1. anonymous

2. anonymous

sure i just finished a test on it xD

3. anonymous

wit u need help bout?

4. SolomonZelman

It is a geometric sequence, I hope that is not necessary to be mentioned and is well known to all..... right?

5. anonymous

lol if u take the class its a basic

6. SolomonZelman

$$\large\color{black}{ \displaystyle \sum_{ n=2 }^{ 10 } ~25(0.3)^{n+1}}$$ (just putting it for vision, not to look at that tab again...

7. SolomonZelman

$$\large\color{black}{ \displaystyle \sum_{ n=2 }^{ 10 } ~25(0.3)^{n+1}}$$ you need to know: 1) the common ratio. 2) the number of terms that you are adding 3) the (value of the) first term that you start from

8. SolomonZelman

No, you are starting from n=2, Icedragon50

9. anonymous

oooohhh

10. SolomonZelman

The total number of terms is 10-2=8. (But this is not including the $$a_2$$ and so, with the $$a_2$$ you got 9 terms.
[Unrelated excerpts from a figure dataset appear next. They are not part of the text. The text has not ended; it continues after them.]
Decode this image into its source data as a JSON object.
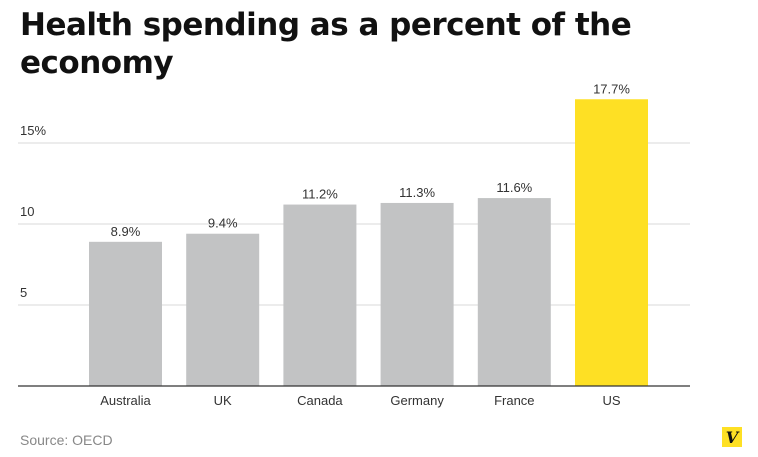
{
  "title": "Health spending as a percent of the economy",
  "source": "Source: OECD",
  "logo_text": "V",
  "colors": {
    "bar_default": "#c2c3c4",
    "bar_highlight": "#fee024",
    "grid": "#d9d9d9",
    "axis": "#333333",
    "text": "#333333",
    "logo": "#fee024"
  },
  "chart_data": {
    "type": "bar",
    "title": "Health spending as a percent of the economy",
    "xlabel": "",
    "ylabel": "",
    "categories": [
      "Australia",
      "UK",
      "Canada",
      "Germany",
      "France",
      "US"
    ],
    "values": [
      8.9,
      9.4,
      11.2,
      11.3,
      11.6,
      17.7
    ],
    "data_labels": [
      "8.9%",
      "9.4%",
      "11.2%",
      "11.3%",
      "11.6%",
      "17.7%"
    ],
    "highlight": "US",
    "yticks": [
      5,
      10,
      15
    ],
    "ytick_labels": [
      "5",
      "10",
      "15%"
    ],
    "ylim": [
      0,
      20
    ],
    "grid": true
  }
}
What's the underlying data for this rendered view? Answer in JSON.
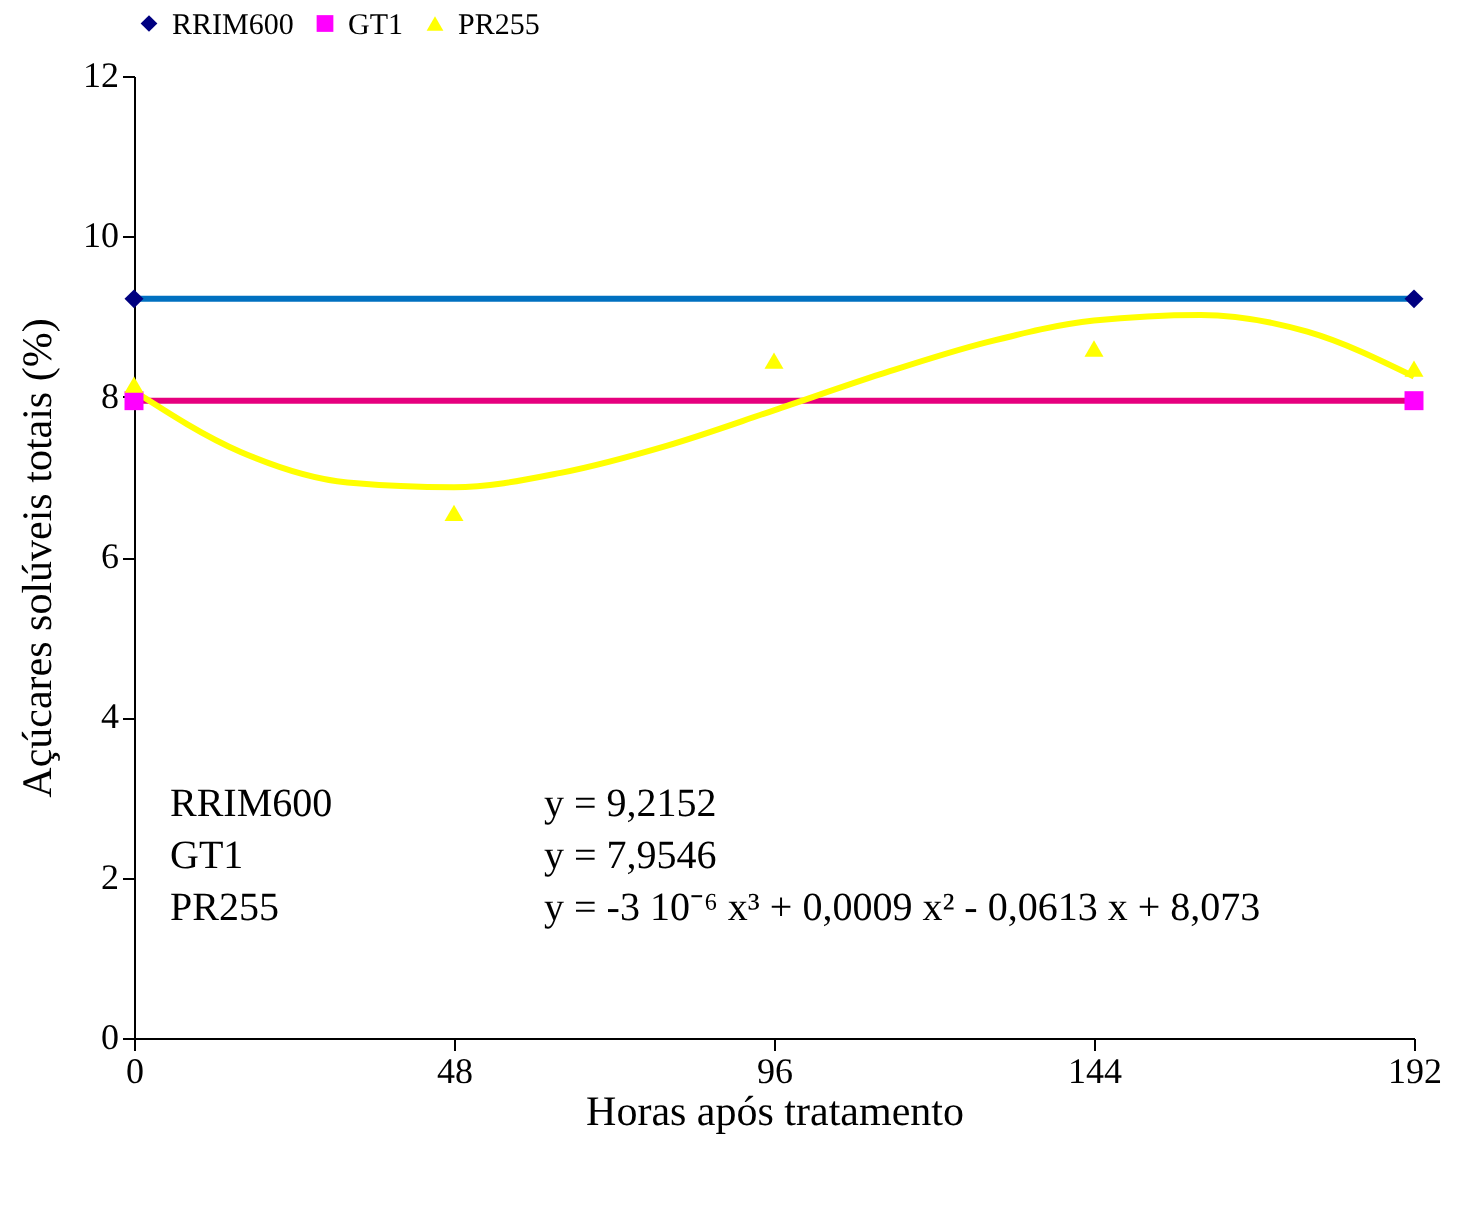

Your first term that you start adding is $$a_2$$ (then $$a_3$$, $$a_4$$, $$a_5$$ and so on... till the $$a_{10}$$). And to find this first term plug in n=2 into $$25(0.3)^{n+1}$$.

11. SolomonZelman

The common ratio is what you multiply by. You can figure the common ratio (r) simply by writing out a couple of terms. $$\large\color{black}{ \displaystyle a_2=25(0.3)^{2+1}=25(0.3)^3}$$ $$\large\color{black}{ \displaystyle a_2=25(0.3)^{2+2}=25(0.3)^4}$$ $$\large\color{black}{ \displaystyle a_2=25(0.3)^{2+3}=25(0.3)^5}$$ $$\large\color{black}{ \displaystyle a_2=25(0.3)^{2+4}=25(0.3)^6}$$ $$\large\color{black}{ \displaystyle a_2=25(0.3)^{2+5}=25(0.3)^7}$$ And so on... can you give me the common ratio ?

12. anonymous

r=0.3

13. anonymous

Isn't it 0.3

14. SolomonZelman

yes, r=0.3

15. SolomonZelman

So, 9 terms, r=0.3 Now we need our first term, and in that case $$a_2$$

16. anonymous

a1=25(0.3)^2+1

17. SolomonZelman

you need $$a_\color{red}{2}$$

18. SolomonZelman

that is what we start from and not ace of 1.

19. SolomonZelman

$$\large\color{black}{ \displaystyle a_2=25(0.3)^{n+2}=25(0.3)^3=25(27/1000)=27/40}$$

20. SolomonZelman

$$\large\color{black}{ \displaystyle \sum_{ n=2 }^{ 10 } ~25(0.3)^{n+1}=\frac{(27/40)\cdot (1-0.3^9)}{1-0.3}}$$

21. SolomonZelman

same way you can do the first ten terms w/ $$a_1$$, but to then subtract $$a_1$$ from the sum.

22. anonymous

he's probably just gonna look at the answer since he's not responding so bai bai lol

23. anonymous

My computer actually died and I fell asleep, but ok.